Abstract:
Mitral annular calcification (MAC) may be a potential marker of biologic aging. However, the association of MAC with noncardiovascular measures, including bone mineral density (BMD), incident renal failure, dementia, and noncardiovascular mortality, is not well-studied in a multiracial cohort. We used data from 6,814 participants (mean age: 62.2 ± 10.2 years, 52.9% women) without cardiovascular disease at baseline in the Multi-Ethnic Study of Atherosclerosis. MAC was assessed with noncontrast cardiac computed tomography at study baseline. Using multivariable-adjusted linear and logistic regression, we assessed the cross-sectional association of MAC with BMD and walking pace. Furthermore, using Cox proportional hazards, we evaluated the association of MAC with incident renal failure, dementia, and all-cause mortality. In addition, we assessed the association of MAC with cardiovascular and noncardiovascular mortality using competing risks regression. The prevalence of MAC was 9.5% and was higher in women (10.7%) than in men (8.0%). MAC was associated with low BMD (coefficient -0.04, 95% confidence interval [CI] -0.06 to -0.02), with significant interaction by gender (p-interaction = 0.035). MAC was, however, not associated with impaired walking pace (odds ratio 1.09, 95% CI 0.89 to 1.33). Compared with participants without MAC, those with MAC had an increased risk of incident renal failure, albeit nonsignificant (hazard ratio [HR] 1.18, 95% CI 0.95 to 1.45), and a significantly higher hazards of dementia (HR 1.36, 95% CI 1.10 to 1.70).
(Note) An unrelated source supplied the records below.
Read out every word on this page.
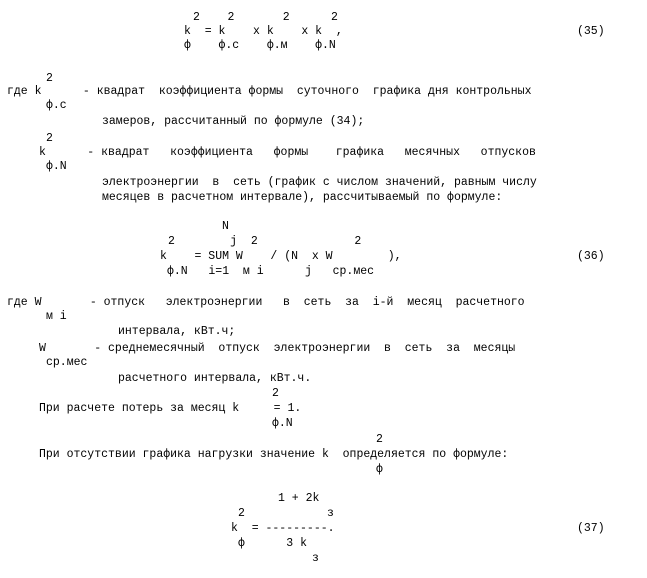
2    2       2      2
k  = k    x k    x k  ,
ф    ф.с    ф.м    ф.N
(35)
2
где k      - квадрат  коэффициента формы  суточного  графика дня контрольных
ф.с
замеров, рассчитанный по формуле (34);
2
k      - квадрат   коэффициента   формы    графика   месячных   отпусков
ф.N
электроэнергии  в  сеть (график с числом значений, равным числу
месяцев в расчетном интервале), рассчитываемый по формуле:
N
2        j  2              2
k    = SUM W    / (N  x W        ),
ф.N   i=1  м i      j   ср.мес
(36)
где W       - отпуск   электроэнергии   в  сеть  за  i-й  месяц  расчетного
м i
интервала, кВт.ч;
W       - среднемесячный  отпуск  электроэнергии  в  сеть  за  месяцы
ср.мес
расчетного интервала, кВт.ч.
2
При расчете потерь за месяц k     = 1.
ф.N
2
При отсутствии графика нагрузки значение k  определяется по формуле:
ф
1 + 2k
з
2
k  = ---------.
ф      3 k
з
(37)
In addition, participants with MAC had a substantially higher risk of all-cause (HR 1.47, 95% CI 1.29 to 1.69), cardiovascular (subdistribution HR 1.39, 95% CI 1.04 to 1.87), and noncardiovascular mortality (subdistribution HR 1.35, 95% CI 1.14 to 1.60) than those without MAC. MAC ≥100 versus <100 was significantly associated with reduced BMD, incident renal failure, dementia, all-cause, cardiovascular, and noncardiovascular mortality. In conclusion, MAC was associated with reduced BMD and dementia and all-cause, cardiovascular, and noncardiovascular mortality in this multiracial cohort. Thus, MAC may be a marker not only for atherosclerotic burden but also for other metabolic and inflammatory factors that increase the risk of noncardiovascular outcomes and death from other causes.
摘要:
二尖瓣环钙化(MAC)可能是生物衰老的潜在标志。然而,MAC与非心血管测量的关联,包括骨矿物质密度(BMD),肾衰竭,痴呆症,和非心血管死亡率,在多种族队列中没有得到很好的研究。在动脉粥样硬化的多种族研究中,我们使用了6,814名参与者(平均年龄:62.2±10.2岁;52.9%-女性)的数据,这些参与者在基线时没有心血管疾病。在研究基线时用非对比心脏计算机断层扫描评估MAC。使用多变量调整线性和逻辑回归,我们评估了MAC与BMD和步行速度的横断面相关性.此外,使用Cox比例风险,我们评估了MAC与肾衰竭的相关性,痴呆症,和全因死亡率。此外,我们使用竞争风险回归法评估了MAC与心血管和非心血管死亡率的相关性.MAC的患病率为9.5%,女性(10.7%)高于男性(8.0%)。MAC与低BMD(系数:-0.04;95CI:-0.06--0.02)相关,性别之间存在显着的相互作用(p相互作用:0.035)。MAC是,然而,与步行速度受损无关(比值比:1.09;95CI:0.89-1.33)。与没有MAC的个人相比,患有MAC的患者发生肾衰竭的风险增加,尽管不显著(风险比[HR]:1.18;95CI:0.95~1.45),但痴呆的风险显著更高(HR:1.36;95CI:1.10~1.70).此外,MAC患者的全因风险更高(HR:1.47;95CI:1.29-1.69),心血管(子分布HR:1.39;95CI:1.04-1.87),和非心血管死亡率(细分HR:1.35;95CI:1.14-1.60),与没有MAC的人相比。MAC≥100vs<100与BMD降低显著相关,肾衰竭,痴呆症,所有原因,心血管,和非心血管死亡率。总之,MAC与降低BMD和痴呆有关,以及所有原因,心血管,和非心血管死亡率在这个多种族队列。因此,MAC可能不仅是动脉粥样硬化负担的标志物,而且是其他代谢和炎症因子的标志物,这些因素会增加非心血管疾病结局和其他原因死亡的风险。